Carefully review their pre-screening and audition requirements

Many groups have already selected a range of violin compositions to be performed by all of the candidates. These may be used for pre-screening - often sent online via audio files - or for actual audition purposes.

Thus, it's imperative you review these pieces first. If no familiar or favorite compositions jump out at you, review the list with your violin teacher so s/he can help you find the piece that best demonstrates your ability and musical expression.

Failure to follow instructions means an automatic disqualification, and you certainly don't want to be thrown out, before you've even finished, for lack of reading the fine print.

Choose pieces that demonstrate musicality as well as technique

It's easy to automatically want to play the "most challenging" piece (or the easiest one) on the list, in order to impress the judges by your technique and/or ability. However, musicality - your ability to truly embody and express the piece - is so critical when performing a mandatory audition piece.

Judges are going to listen to the same violin concerto or solo over and over again, which means (assuming you're technically adept) your ability to connect physically and emotionally with the piece will shine through rote note-by-note accuracy.

Learn everything you can about the piece

Don't stop with the title and composer. Sometimes, judges or audition members will throw in questions or queries you wouldn't have expected. The more you learn about the piece, it's history, its inspiration, etc., the better prepared you'll be. Even if you aren't asked a single thing, this knowledge will foster a deeper connection to the piece, which enhances your expression.


  • How to pronounce the title and the composer's name
  • When the composer lived, the musical era it was and the year the piece was composed
  • When it was first performed
  • The culture/politics of the time
  • Was there a specific person, muse or commissioner behind the composition?

The deeper your knowledge, the more you'll impress a judge or board member should s/he ask.

Choose a piece you love and that expresses your style

Fortunately, music schools are becoming increasingly liberal in their willingness to appreciate and support more modern or atypical violin pieces. This may give you more freedom of choice for your personal audition piece.

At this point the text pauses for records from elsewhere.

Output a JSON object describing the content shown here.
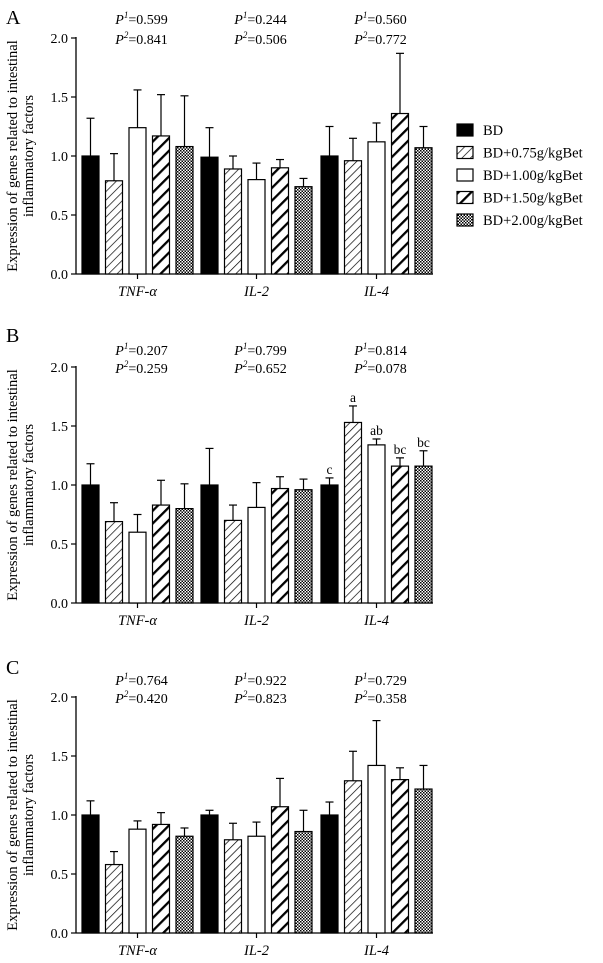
{
  "colors": {
    "ink": "#000000",
    "background": "#ffffff"
  },
  "legend": [
    {
      "label": "BD",
      "pattern": "solid"
    },
    {
      "label": "BD+0.75g/kgBet",
      "pattern": "thin-hatch"
    },
    {
      "label": "BD+1.00g/kgBet",
      "pattern": "open"
    },
    {
      "label": "BD+1.50g/kgBet",
      "pattern": "thick-hatch"
    },
    {
      "label": "BD+2.00g/kgBet",
      "pattern": "checker"
    }
  ],
  "chart_data": [
    {
      "type": "bar",
      "panel": "A",
      "ylabel": [
        "Expression of genes related to intestinal",
        "inflammatory factors"
      ],
      "ylim": [
        0,
        2.0
      ],
      "yticks": [
        "0.0",
        "0.5",
        "1.0",
        "1.5",
        "2.0"
      ],
      "categories": [
        "TNF-α",
        "IL-2",
        "IL-4"
      ],
      "series": [
        {
          "name": "BD",
          "values": [
            1.0,
            0.99,
            1.0
          ],
          "errors": [
            0.32,
            0.25,
            0.25
          ]
        },
        {
          "name": "BD+0.75g/kgBet",
          "values": [
            0.79,
            0.89,
            0.96
          ],
          "errors": [
            0.23,
            0.11,
            0.19
          ]
        },
        {
          "name": "BD+1.00g/kgBet",
          "values": [
            1.24,
            0.8,
            1.12
          ],
          "errors": [
            0.32,
            0.14,
            0.16
          ]
        },
        {
          "name": "BD+1.50g/kgBet",
          "values": [
            1.17,
            0.9,
            1.36
          ],
          "errors": [
            0.35,
            0.07,
            0.51
          ]
        },
        {
          "name": "BD+2.00g/kgBet",
          "values": [
            1.08,
            0.74,
            1.07
          ],
          "errors": [
            0.43,
            0.07,
            0.18
          ]
        }
      ],
      "p_values": [
        {
          "p1": "=0.599",
          "p2": "=0.841"
        },
        {
          "p1": "=0.244",
          "p2": "=0.506"
        },
        {
          "p1": "=0.560",
          "p2": "=0.772"
        }
      ],
      "significance": [
        [
          "",
          "",
          "",
          "",
          ""
        ],
        [
          "",
          "",
          "",
          "",
          ""
        ],
        [
          "",
          "",
          "",
          "",
          ""
        ]
      ]
    },
    {
      "type": "bar",
      "panel": "B",
      "ylabel": [
        "Expression of genes related to intestinal",
        "inflammatory factors"
      ],
      "ylim": [
        0,
        2.0
      ],
      "yticks": [
        "0.0",
        "0.5",
        "1.0",
        "1.5",
        "2.0"
      ],
      "categories": [
        "TNF-α",
        "IL-2",
        "IL-4"
      ],
      "series": [
        {
          "name": "BD",
          "values": [
            1.0,
            1.0,
            1.0
          ],
          "errors": [
            0.18,
            0.31,
            0.06
          ]
        },
        {
          "name": "BD+0.75g/kgBet",
          "values": [
            0.69,
            0.7,
            1.53
          ],
          "errors": [
            0.16,
            0.13,
            0.14
          ]
        },
        {
          "name": "BD+1.00g/kgBet",
          "values": [
            0.6,
            0.81,
            1.34
          ],
          "errors": [
            0.15,
            0.21,
            0.05
          ]
        },
        {
          "name": "BD+1.50g/kgBet",
          "values": [
            0.83,
            0.97,
            1.16
          ],
          "errors": [
            0.21,
            0.1,
            0.07
          ]
        },
        {
          "name": "BD+2.00g/kgBet",
          "values": [
            0.8,
            0.96,
            1.16
          ],
          "errors": [
            0.21,
            0.09,
            0.13
          ]
        }
      ],
      "p_values": [
        {
          "p1": "=0.207",
          "p2": "=0.259"
        },
        {
          "p1": "=0.799",
          "p2": "=0.652"
        },
        {
          "p1": "=0.814",
          "p2": "=0.078"
        }
      ],
      "significance": [
        [
          "",
          "",
          "",
          "",
          ""
        ],
        [
          "",
          "",
          "",
          "",
          ""
        ],
        [
          "c",
          "a",
          "ab",
          "bc",
          "bc"
        ]
      ]
    },
    {
      "type": "bar",
      "panel": "C",
      "ylabel": [
        "Expression of genes related to intestinal",
        "inflammatory factors"
      ],
      "ylim": [
        0,
        2.0
      ],
      "yticks": [
        "0.0",
        "0.5",
        "1.0",
        "1.5",
        "2.0"
      ],
      "categories": [
        "TNF-α",
        "IL-2",
        "IL-4"
      ],
      "series": [
        {
          "name": "BD",
          "values": [
            1.0,
            1.0,
            1.0
          ],
          "errors": [
            0.12,
            0.04,
            0.11
          ]
        },
        {
          "name": "BD+0.75g/kgBet",
          "values": [
            0.58,
            0.79,
            1.29
          ],
          "errors": [
            0.11,
            0.14,
            0.25
          ]
        },
        {
          "name": "BD+1.00g/kgBet",
          "values": [
            0.88,
            0.82,
            1.42
          ],
          "errors": [
            0.07,
            0.12,
            0.38
          ]
        },
        {
          "name": "BD+1.50g/kgBet",
          "values": [
            0.92,
            1.07,
            1.3
          ],
          "errors": [
            0.1,
            0.24,
            0.1
          ]
        },
        {
          "name": "BD+2.00g/kgBet",
          "values": [
            0.82,
            0.86,
            1.22
          ],
          "errors": [
            0.07,
            0.18,
            0.2
          ]
        }
      ],
      "p_values": [
        {
          "p1": "=0.764",
          "p2": "=0.420"
        },
        {
          "p1": "=0.922",
          "p2": "=0.823"
        },
        {
          "p1": "=0.729",
          "p2": "=0.358"
        }
      ],
      "significance": [
        [
          "",
          "",
          "",
          "",
          ""
        ],
        [
          "",
          "",
          "",
          "",
          ""
        ],
        [
          "",
          "",
          "",
          "",
          ""
        ]
      ]
    }
  ]
}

Of course, it's always best to learn a bit about the culture and/or preferences of the group your auditioning for to determine whether your first-choice piece is something they'll appreciate. If you're auditioning for a symphony that is known for performing pop pieces, for example, you'll have a greater range of freedom here than with one that is staunchly classical in its culture.

As a more intermediate violin student, it may be difficult to find a modern or non-standard classical piece that is acceptable for the audition and that demonstrates your proficiency. Again, your violin teacher will be your greatest ally in selecting a violin composition that reflects you and is worthy of the audition forum.

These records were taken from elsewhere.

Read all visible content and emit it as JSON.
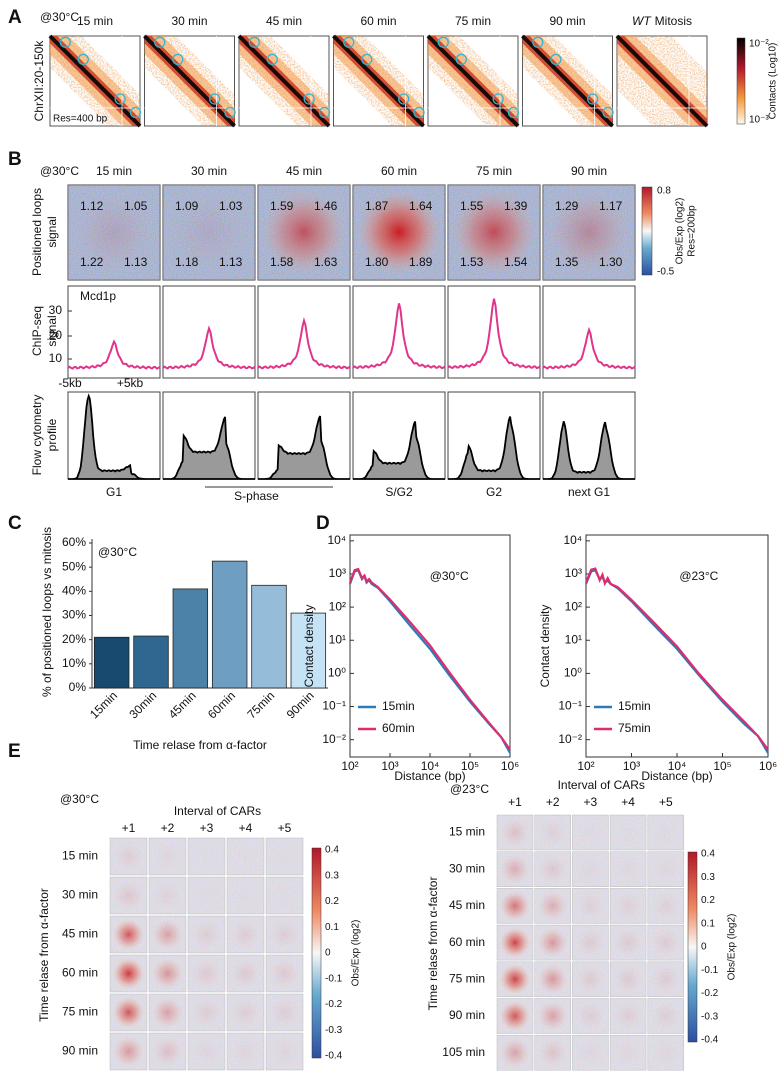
{
  "panel_labels": [
    "A",
    "B",
    "C",
    "D",
    "E"
  ],
  "panel_a": {
    "condition": "@30°C",
    "columns": [
      "15 min",
      "30 min",
      "45 min",
      "60 min",
      "75 min",
      "90 min"
    ],
    "mitosis_prefix": "WT",
    "mitosis_suffix": "Mitosis",
    "y_label": "ChrXII:20-150k",
    "resolution": "Res=400 bp",
    "colorbar_ticks": [
      "10⁻²",
      "10⁻³"
    ],
    "colorbar_label": "Contacts (Log10)"
  },
  "panel_b": {
    "condition": "@30°C",
    "columns": [
      "15 min",
      "30 min",
      "45 min",
      "60 min",
      "75 min",
      "90 min"
    ],
    "loop_values": [
      [
        "1.12",
        "1.05",
        "1.22",
        "1.13"
      ],
      [
        "1.09",
        "1.03",
        "1.18",
        "1.13"
      ],
      [
        "1.59",
        "1.46",
        "1.58",
        "1.63"
      ],
      [
        "1.87",
        "1.64",
        "1.80",
        "1.89"
      ],
      [
        "1.55",
        "1.39",
        "1.53",
        "1.54"
      ],
      [
        "1.29",
        "1.17",
        "1.35",
        "1.30"
      ]
    ],
    "row_labels": [
      [
        "Positioned loops",
        "signal"
      ],
      [
        "ChIP-seq",
        "signal"
      ],
      [
        "Flow cytometry",
        "profile"
      ]
    ],
    "colorbar_ticks": [
      "0.8",
      "-0.5"
    ],
    "colorbar_label": "Obs/Exp (log2)",
    "colorbar_res": "Res=200bp",
    "protein": "Mcd1p",
    "chip_ticks": [
      "30",
      "20",
      "10"
    ],
    "window": [
      "-5kb",
      "+5kb"
    ],
    "phases": [
      "G1",
      "S-phase",
      "S/G2",
      "G2",
      "next G1"
    ]
  },
  "chart_data": [
    {
      "type": "bar",
      "annotation": "@30°C",
      "x_label": "Time relase from α-factor",
      "y_label": "% of positioned loops vs mitosis",
      "categories": [
        "15min",
        "30min",
        "45min",
        "60min",
        "75min",
        "90min"
      ],
      "values": [
        21,
        21.5,
        41,
        52.5,
        42.5,
        31
      ],
      "colors": [
        "#174a6e",
        "#2f6790",
        "#4d82a8",
        "#6e9fc2",
        "#95bcd8",
        "#c6e3f5"
      ],
      "ylim": [
        0,
        60
      ],
      "yticks": [
        {
          "value": 0,
          "label": "0%"
        },
        {
          "value": 10,
          "label": "10%"
        },
        {
          "value": 20,
          "label": "20%"
        },
        {
          "value": 30,
          "label": "30%"
        },
        {
          "value": 40,
          "label": "40%"
        },
        {
          "value": 50,
          "label": "50%"
        },
        {
          "value": 60,
          "label": "60%"
        }
      ]
    },
    {
      "type": "line",
      "annotation": "@30°C",
      "x_label": "Distance (bp)",
      "y_label": "Contact density",
      "xscale": "log",
      "yscale": "log",
      "legend": "lower left",
      "x": [
        100,
        130,
        160,
        200,
        230,
        260,
        300,
        350,
        500,
        1000,
        3000,
        10000,
        30000,
        100000,
        300000,
        600000,
        1000000
      ],
      "series": [
        {
          "name": "15min",
          "color": "#2b7bba",
          "values": [
            500,
            1200,
            1300,
            700,
            850,
            550,
            650,
            500,
            380,
            150,
            30,
            5.5,
            0.9,
            0.14,
            0.03,
            0.012,
            0.004
          ]
        },
        {
          "name": "60min",
          "color": "#dd2d6e",
          "values": [
            550,
            1300,
            1400,
            750,
            900,
            600,
            700,
            550,
            400,
            170,
            38,
            7,
            1.1,
            0.16,
            0.032,
            0.012,
            0.005
          ]
        }
      ],
      "xlim": [
        100,
        1000000
      ],
      "xticks": [
        {
          "value": 100,
          "label": "10²"
        },
        {
          "value": 1000,
          "label": "10³"
        },
        {
          "value": 10000,
          "label": "10⁴"
        },
        {
          "value": 100000,
          "label": "10⁵"
        },
        {
          "value": 1000000,
          "label": "10⁶"
        }
      ],
      "ylim": [
        0.003,
        15000
      ],
      "yticks": [
        {
          "value": 0.01,
          "label": "10⁻²"
        },
        {
          "value": 0.1,
          "label": "10⁻¹"
        },
        {
          "value": 1,
          "label": "10⁰"
        },
        {
          "value": 10,
          "label": "10¹"
        },
        {
          "value": 100,
          "label": "10²"
        },
        {
          "value": 1000,
          "label": "10³"
        },
        {
          "value": 10000,
          "label": "10⁴"
        }
      ]
    },
    {
      "type": "line",
      "annotation": "@23°C",
      "x_label": "Distance (bp)",
      "y_label": "Contact density",
      "xscale": "log",
      "yscale": "log",
      "legend": "lower left",
      "x": [
        100,
        130,
        160,
        200,
        230,
        260,
        300,
        350,
        500,
        1000,
        3000,
        10000,
        30000,
        100000,
        300000,
        600000,
        1000000
      ],
      "series": [
        {
          "name": "15min",
          "color": "#2b7bba",
          "values": [
            500,
            1200,
            1300,
            700,
            800,
            560,
            620,
            500,
            370,
            150,
            30,
            5.5,
            0.9,
            0.14,
            0.03,
            0.013,
            0.004
          ]
        },
        {
          "name": "75min",
          "color": "#dd2d6e",
          "values": [
            550,
            1350,
            1450,
            650,
            950,
            520,
            750,
            500,
            400,
            165,
            36,
            6.5,
            1,
            0.16,
            0.035,
            0.013,
            0.005
          ]
        }
      ],
      "xlim": [
        100,
        1000000
      ],
      "xticks": [
        {
          "value": 100,
          "label": "10²"
        },
        {
          "value": 1000,
          "label": "10³"
        },
        {
          "value": 10000,
          "label": "10⁴"
        },
        {
          "value": 100000,
          "label": "10⁵"
        },
        {
          "value": 1000000,
          "label": "10⁶"
        }
      ],
      "ylim": [
        0.003,
        15000
      ],
      "yticks": [
        {
          "value": 0.01,
          "label": "10⁻²"
        },
        {
          "value": 0.1,
          "label": "10⁻¹"
        },
        {
          "value": 1,
          "label": "10⁰"
        },
        {
          "value": 10,
          "label": "10¹"
        },
        {
          "value": 100,
          "label": "10²"
        },
        {
          "value": 1000,
          "label": "10³"
        },
        {
          "value": 10000,
          "label": "10⁴"
        }
      ]
    }
  ],
  "panel_e": [
    {
      "condition": "@30°C",
      "header": "Interval of CARs",
      "columns": [
        "+1",
        "+2",
        "+3",
        "+4",
        "+5"
      ],
      "rows": [
        "15 min",
        "30 min",
        "45 min",
        "60 min",
        "75 min",
        "90 min"
      ],
      "y_label": "Time relase from α-factor",
      "colorbar_ticks": [
        "0.4",
        "0.3",
        "0.2",
        "0.1",
        "0",
        "-0.1",
        "-0.2",
        "-0.3",
        "-0.4"
      ],
      "colorbar_label": "Obs/Exp (log2)"
    },
    {
      "condition": "@23°C",
      "header": "Interval of CARs",
      "columns": [
        "+1",
        "+2",
        "+3",
        "+4",
        "+5"
      ],
      "rows": [
        "15 min",
        "30 min",
        "45 min",
        "60 min",
        "75 min",
        "90 min",
        "105 min"
      ],
      "y_label": "Time relase from α-factor",
      "colorbar_ticks": [
        "0.4",
        "0.3",
        "0.2",
        "0.1",
        "0",
        "-0.1",
        "-0.2",
        "-0.3",
        "-0.4"
      ],
      "colorbar_label": "Obs/Exp (log2)"
    }
  ]
}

This piece will be the ideal merger of the musicality mentioned above, along with your own personal flavor and musical attributes.

Verify the scales, etudes, etc., required –never neglect technical basics

Beginning to intermediate-level musicians often make the mistake of becoming so focused on their audition piece(s) they neglect the technical basics during rehearsals. Almost all auditions require violinists to demonstrate scale proficiency - ranging from "all the major scales," to a select, specific few, and may also include etudes or arpeggios.

Some auditions may require you to show and speak about bowing and/or related violin techniques, so including these aspects into audition practices will pay off when you're nervous.

Read every single line of the information provided about your audition so you're completely prepared and have practiced every item on their list. Nerves can do funny things to even the most talented musicians, so the more prepared you are for every potential scenario - the better.

Wardrobe "compositions" matter, too!

Finally, never forget that, while the sounds and compositions that emanate from your violin are the top priority, appearance matters too. Dress and groom with respect for the auditioners to enhance the overall impression you make at any audition your musical career presents.